Dalam khutbah Salat Id di Pusat Dakwah Muhammadiyah, Menteng, Jakarta, Senin (31/3/2025), Ustaz Faiz menjelaskan kedua tradisi ini tidak sekadar kebiasaan turun-temurun, tetapi mengandung filosofi Islam yang sarat makna.

“Idulfitri di Indonesia umumnya ditandai dengan dua hal, yaitu ketupat dan mudik,” ujar Ustaz Faiz memulai khutbahnya.

Ia mengungkapkan, dalam bahasa Jawa, ketupat memiliki makna ngaku lepat, yang berarti mengakui kesalahan. Karena itu, dalam tradisi Idulfitri di Indonesia, ketupat menjadi simbol permohonan maaf dan refleksi diri.

Selain itu, ketupat juga mencerminkan filosofi laku papat atau empat nilai kehidupan yang terdapat dalam empat sisinya. Di mana, yang pertama adalah lebaran atau lebar, yang berarti membuka lebar pintu maaf dan ampunan agar dibuka selebar-lebarnya.

Yang kedua luberan atau luber, yang melambangkan kelimpahan makanan dan rezeki saat Idulfitri, serta kebiasaan berbagi kepada orang yang membutuhkan.

“Yang ketiga adalah leburan atau lebur, yang berarti melebur dosa-dosa yang telah dilalui selama satu tahun. Dalam tradisi Islam di Indonesia, setelah Idulfitri, umat Muslim dianjurkan menjalankan puasa sunnah Syawal selama enam hari, sebagaimana disebutkan dalam hadis bahwa menjalankan puasa Syawal seperti menghapus dosa selama satu tahun yang lalu,” ujar dia melanjutkan.

Adapun keempat yakni laburan atau melabur, yang berarti mencat putih atau menyucikan diri, kembali ke keadaan fitrah seperti bayi yang baru lahir.

Selain ketupat, Ustaz Faiz juga menyoroti makna mendalam dari tradisi mudik. Ia menjelaskan secara etimologis, dalam bahasa Jawa, mudik berasal dari kata mulih dhisik, yang berarti pulang sebentar ke kampung halaman.

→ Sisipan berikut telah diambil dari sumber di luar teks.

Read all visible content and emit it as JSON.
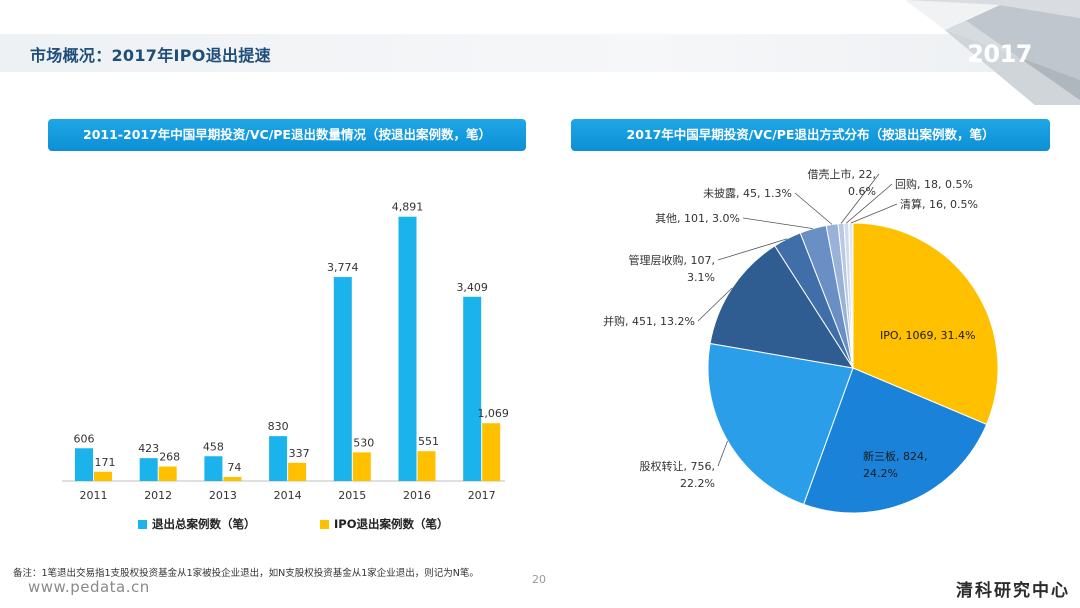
{
  "page": {
    "title": "市场概况：2017年IPO退出提速",
    "year_badge": "2017",
    "footnote": "备注：1笔退出交易指1支股权投资基金从1家被投企业退出，如N支股权投资基金从1家企业退出，则记为N笔。",
    "page_number": "20",
    "website": "www.pedata.cn",
    "brand": "清科研究中心"
  },
  "colors": {
    "total_bar": "#1ab3ec",
    "ipo_bar": "#ffc000",
    "header": "#0d8fd6"
  },
  "chart_data": [
    {
      "type": "bar",
      "title": "2011-2017年中国早期投资/VC/PE退出数量情况（按退出案例数，笔）",
      "categories": [
        "2011",
        "2012",
        "2013",
        "2014",
        "2015",
        "2016",
        "2017"
      ],
      "series": [
        {
          "name": "退出总案例数（笔）",
          "values": [
            606,
            423,
            458,
            830,
            3774,
            4891,
            3409
          ],
          "labels": [
            "606",
            "423",
            "458",
            "830",
            "3,774",
            "4,891",
            "3,409"
          ]
        },
        {
          "name": "IPO退出案例数（笔）",
          "values": [
            171,
            268,
            74,
            337,
            530,
            551,
            1069
          ],
          "labels": [
            "171",
            "268",
            "74",
            "337",
            "530",
            "551",
            "1,069"
          ]
        }
      ],
      "ylim": [
        0,
        5200
      ],
      "grid": false,
      "legend": "bottom"
    },
    {
      "type": "pie",
      "title": "2017年中国早期投资/VC/PE退出方式分布（按退出案例数，笔）",
      "slices": [
        {
          "name": "IPO",
          "value": 1069,
          "pct": "31.4%",
          "color": "#ffc000",
          "label": [
            "IPO, 1069, 31.4%"
          ]
        },
        {
          "name": "新三板",
          "value": 824,
          "pct": "24.2%",
          "color": "#1a82d9",
          "label": [
            "新三板, 824,",
            "24.2%"
          ]
        },
        {
          "name": "股权转让",
          "value": 756,
          "pct": "22.2%",
          "color": "#2a9ee8",
          "label": [
            "股权转让, 756,",
            "22.2%"
          ]
        },
        {
          "name": "并购",
          "value": 451,
          "pct": "13.2%",
          "color": "#2f5d91",
          "label": [
            "并购, 451, 13.2%"
          ]
        },
        {
          "name": "管理层收购",
          "value": 107,
          "pct": "3.1%",
          "color": "#3f6ea8",
          "label": [
            "管理层收购, 107,",
            "3.1%"
          ]
        },
        {
          "name": "其他",
          "value": 101,
          "pct": "3.0%",
          "color": "#6a8fc4",
          "label": [
            "其他, 101, 3.0%"
          ]
        },
        {
          "name": "未披露",
          "value": 45,
          "pct": "1.3%",
          "color": "#98b2d8",
          "label": [
            "未披露, 45, 1.3%"
          ]
        },
        {
          "name": "借壳上市",
          "value": 22,
          "pct": "0.6%",
          "color": "#b9c9e3",
          "label": [
            "借壳上市, 22,",
            "0.6%"
          ]
        },
        {
          "name": "回购",
          "value": 18,
          "pct": "0.5%",
          "color": "#cfdbee",
          "label": [
            "回购, 18, 0.5%"
          ]
        },
        {
          "name": "清算",
          "value": 16,
          "pct": "0.5%",
          "color": "#e3eaf5",
          "label": [
            "清算, 16, 0.5%"
          ]
        }
      ]
    }
  ]
}
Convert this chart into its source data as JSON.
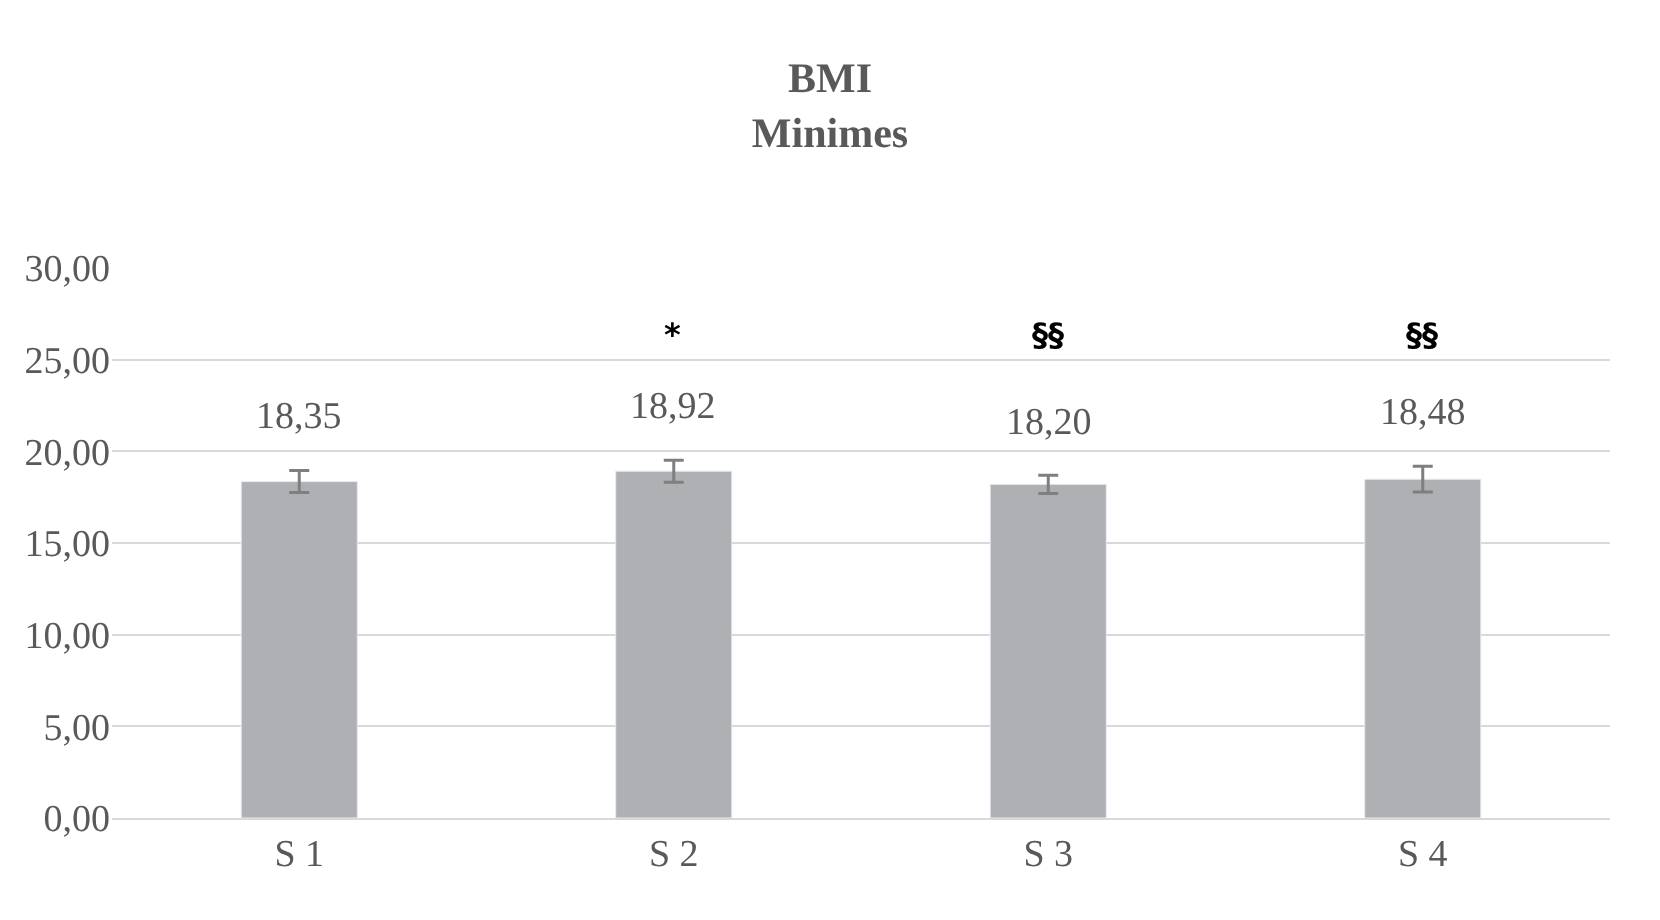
{
  "chart_data": {
    "type": "bar",
    "title": "BMI\nMinimes",
    "categories": [
      "S 1",
      "S 2",
      "S 3",
      "S 4"
    ],
    "values": [
      18.35,
      18.92,
      18.2,
      18.48
    ],
    "value_labels": [
      "18,35",
      "18,92",
      "18,20",
      "18,48"
    ],
    "errors": [
      0.6,
      0.6,
      0.5,
      0.7
    ],
    "color": "#afb0b3",
    "ylim": [
      0,
      30
    ],
    "yticks": [
      {
        "value": 0,
        "label": "0,00"
      },
      {
        "value": 5,
        "label": "5,00"
      },
      {
        "value": 10,
        "label": "10,00"
      },
      {
        "value": 15,
        "label": "15,00"
      },
      {
        "value": 20,
        "label": "20,00"
      },
      {
        "value": 25,
        "label": "25,00"
      },
      {
        "value": 30,
        "label": "30,00"
      }
    ],
    "grid": "y",
    "legend": false,
    "annotations": [
      "*",
      "§§",
      "§§"
    ]
  }
}
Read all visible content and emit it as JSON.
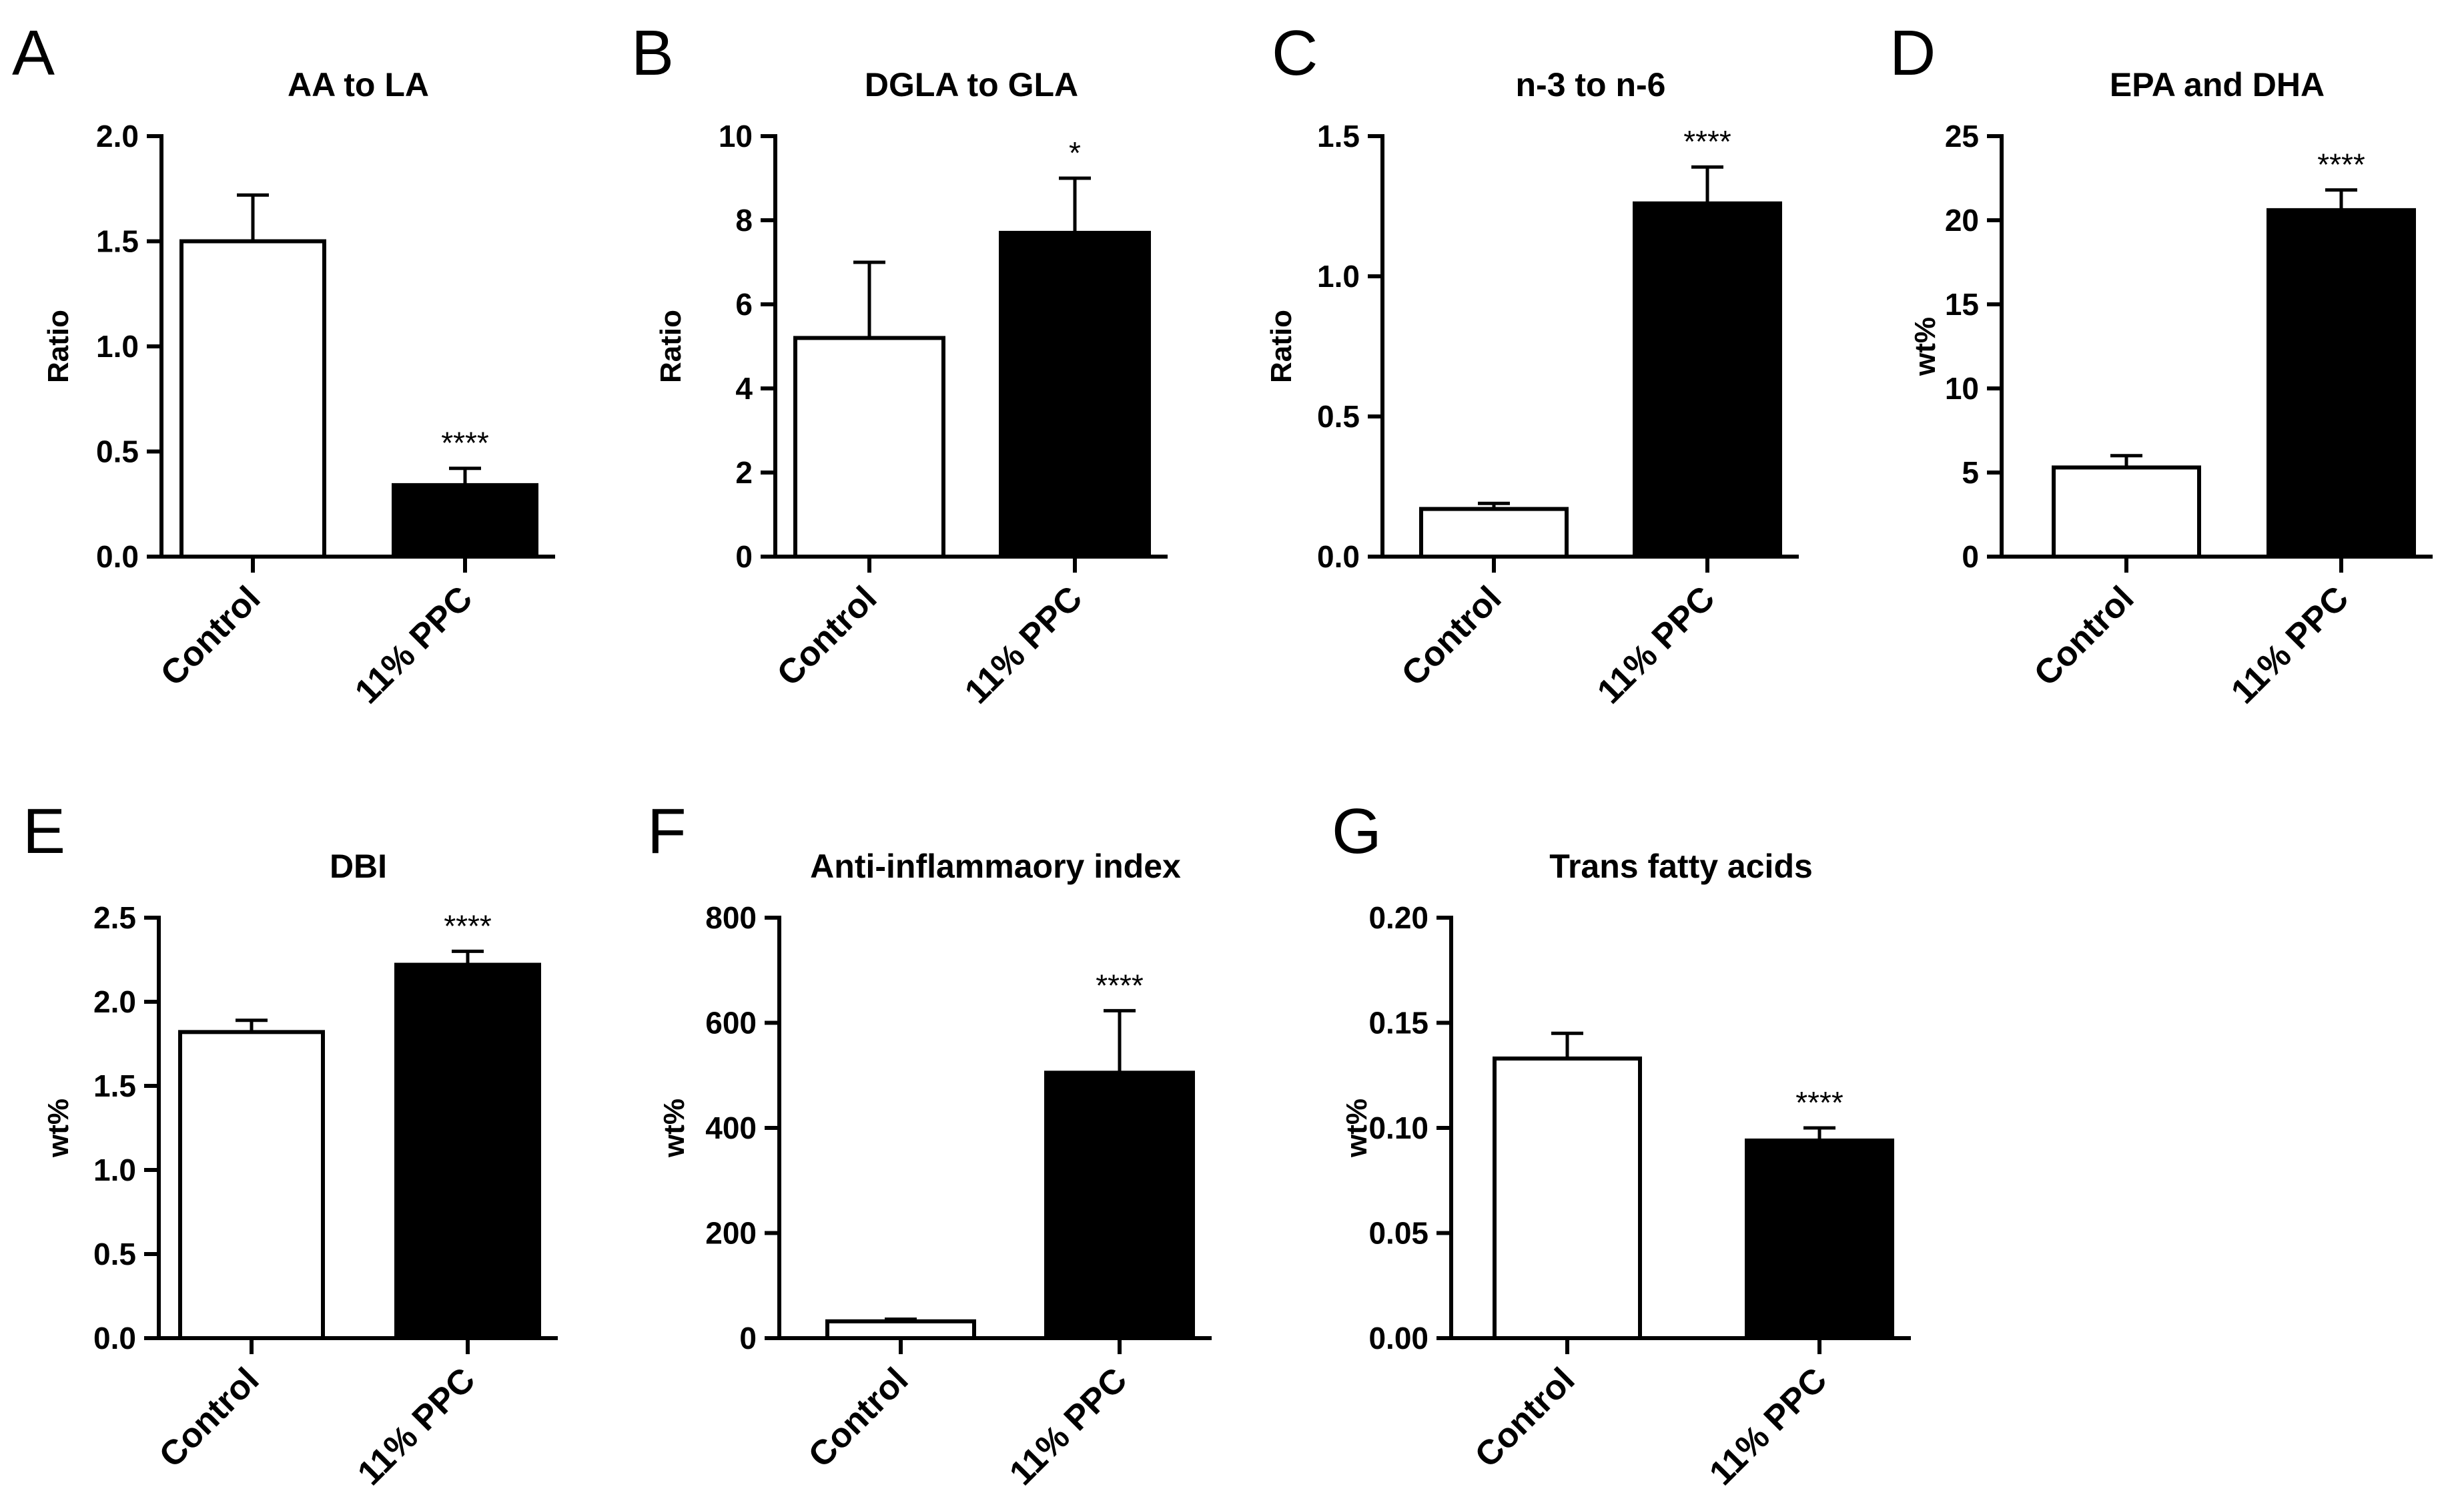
{
  "figure": {
    "categories": [
      "Control",
      "11% PPC"
    ],
    "colors": {
      "control_fill": "#ffffff",
      "ppc_fill": "#000000",
      "axis": "#000000"
    }
  },
  "chart_data": [
    {
      "type": "bar",
      "panel": "A",
      "title": "AA to LA",
      "ylabel": "Ratio",
      "categories": [
        "Control",
        "11% PPC"
      ],
      "values": [
        1.5,
        0.34
      ],
      "errors": [
        0.22,
        0.08
      ],
      "significance": [
        "",
        "****"
      ],
      "ylim": [
        0,
        2.0
      ],
      "yticks": [
        0,
        0.5,
        1.0,
        1.5,
        2.0
      ],
      "ytick_labels": [
        "0.0",
        "0.5",
        "1.0",
        "1.5",
        "2.0"
      ]
    },
    {
      "type": "bar",
      "panel": "B",
      "title": "DGLA to GLA",
      "ylabel": "Ratio",
      "categories": [
        "Control",
        "11% PPC"
      ],
      "values": [
        5.2,
        7.7
      ],
      "errors": [
        1.8,
        1.3
      ],
      "significance": [
        "",
        "*"
      ],
      "ylim": [
        0,
        10
      ],
      "yticks": [
        0,
        2,
        4,
        6,
        8,
        10
      ],
      "ytick_labels": [
        "0",
        "2",
        "4",
        "6",
        "8",
        "10"
      ]
    },
    {
      "type": "bar",
      "panel": "C",
      "title": "n-3 to n-6",
      "ylabel": "Ratio",
      "categories": [
        "Control",
        "11% PPC"
      ],
      "values": [
        0.17,
        1.26
      ],
      "errors": [
        0.02,
        0.13
      ],
      "significance": [
        "",
        "****"
      ],
      "ylim": [
        0,
        1.5
      ],
      "yticks": [
        0,
        0.5,
        1.0,
        1.5
      ],
      "ytick_labels": [
        "0.0",
        "0.5",
        "1.0",
        "1.5"
      ]
    },
    {
      "type": "bar",
      "panel": "D",
      "title": "EPA and DHA",
      "ylabel": "wt%",
      "categories": [
        "Control",
        "11% PPC"
      ],
      "values": [
        5.3,
        20.6
      ],
      "errors": [
        0.7,
        1.2
      ],
      "significance": [
        "",
        "****"
      ],
      "ylim": [
        0,
        25
      ],
      "yticks": [
        0,
        5,
        10,
        15,
        20,
        25
      ],
      "ytick_labels": [
        "0",
        "5",
        "10",
        "15",
        "20",
        "25"
      ]
    },
    {
      "type": "bar",
      "panel": "E",
      "title": "DBI",
      "ylabel": "wt%",
      "categories": [
        "Control",
        "11% PPC"
      ],
      "values": [
        1.82,
        2.22
      ],
      "errors": [
        0.07,
        0.08
      ],
      "significance": [
        "",
        "****"
      ],
      "ylim": [
        0,
        2.5
      ],
      "yticks": [
        0,
        0.5,
        1.0,
        1.5,
        2.0,
        2.5
      ],
      "ytick_labels": [
        "0.0",
        "0.5",
        "1.0",
        "1.5",
        "2.0",
        "2.5"
      ]
    },
    {
      "type": "bar",
      "panel": "F",
      "title": "Anti-inflammaory index",
      "ylabel": "wt%",
      "categories": [
        "Control",
        "11% PPC"
      ],
      "values": [
        32,
        505
      ],
      "errors": [
        4,
        118
      ],
      "significance": [
        "",
        "****"
      ],
      "ylim": [
        0,
        800
      ],
      "yticks": [
        0,
        200,
        400,
        600,
        800
      ],
      "ytick_labels": [
        "0",
        "200",
        "400",
        "600",
        "800"
      ]
    },
    {
      "type": "bar",
      "panel": "G",
      "title": "Trans fatty acids",
      "ylabel": "wt%",
      "categories": [
        "Control",
        "11% PPC"
      ],
      "values": [
        0.133,
        0.094
      ],
      "errors": [
        0.012,
        0.006
      ],
      "significance": [
        "",
        "****"
      ],
      "ylim": [
        0,
        0.2
      ],
      "yticks": [
        0,
        0.05,
        0.1,
        0.15,
        0.2
      ],
      "ytick_labels": [
        "0.00",
        "0.05",
        "0.10",
        "0.15",
        "0.20"
      ]
    }
  ]
}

“Dalam tradisi Melayu, mudik berasal dari kata udik, yang merujuk pada daerah hulu atau bagian atas sungai,” katanya.

Ia mengisahkan, dahulu, masyarakat Melayu yang tinggal di hulu sering berpergian ke hilir menggunakan perahu atau biduk untuk bertemu keluarga atau kepentingan tertentu.

Oleh karena itu, mudik berarti kembali ke udik atau kembali ke hulu. Makna ini sejatinya sama, yakni kembali ke asal, sebagaimana Idulfitri yang berarti kembali ke fitrah, kembali suci, dan kembali berbuka.

“Tradisi mudik yang banyak dilakukan masyarakat Indonesia sejatinya bukan hanya mudik secara fisik, tetapi juga mudik secara spiritual. Mudik mengingatkan kembali ke mana asal manusia dan dari mana ia berasal, agar tidak lupa diri,” tuturnya.

Ustaz Faiz melanjutkan, biasanya, tradisi mudik juga menjadi momen untuk mengenang masa kecil dan remaja, baik suka maupun duka, yang dapat menjadi pelajaran penting untuk masa depan.

Namun, dalam ajaran Islam, mudik ini dapat dimaknai sebagai bagian dari spirit takwa, yaitu kehati-hatian dalam menjalani hidup.

“Hal ini diilustrasikan dalam dialog antara Umar bin Khattab dan Ubay bin Ka’ab. Ubay bertanya, “Pernahkah engkau berjalan di jalan yang penuh duri?” Umar menjawab, “Ya, pernah.” Ubay bertanya lagi, “Apa yang engkau lakukan?” Umar menjawab, “Aku sangat berhati-hati.” Ubay kemudian berkata, “Demikianlah hakikat takwa,” kata Faiz.

Dari kisah tersebut, lanjit Ustaz Faiz, dapat dipetik pelajaran, Idulfitri bukan sekadar kembali ke kampung halaman secara fisik, tetapi juga kembali kepada kesadaran diri, nilai-nilai ketakwaan, dan fitrah manusia yang suci.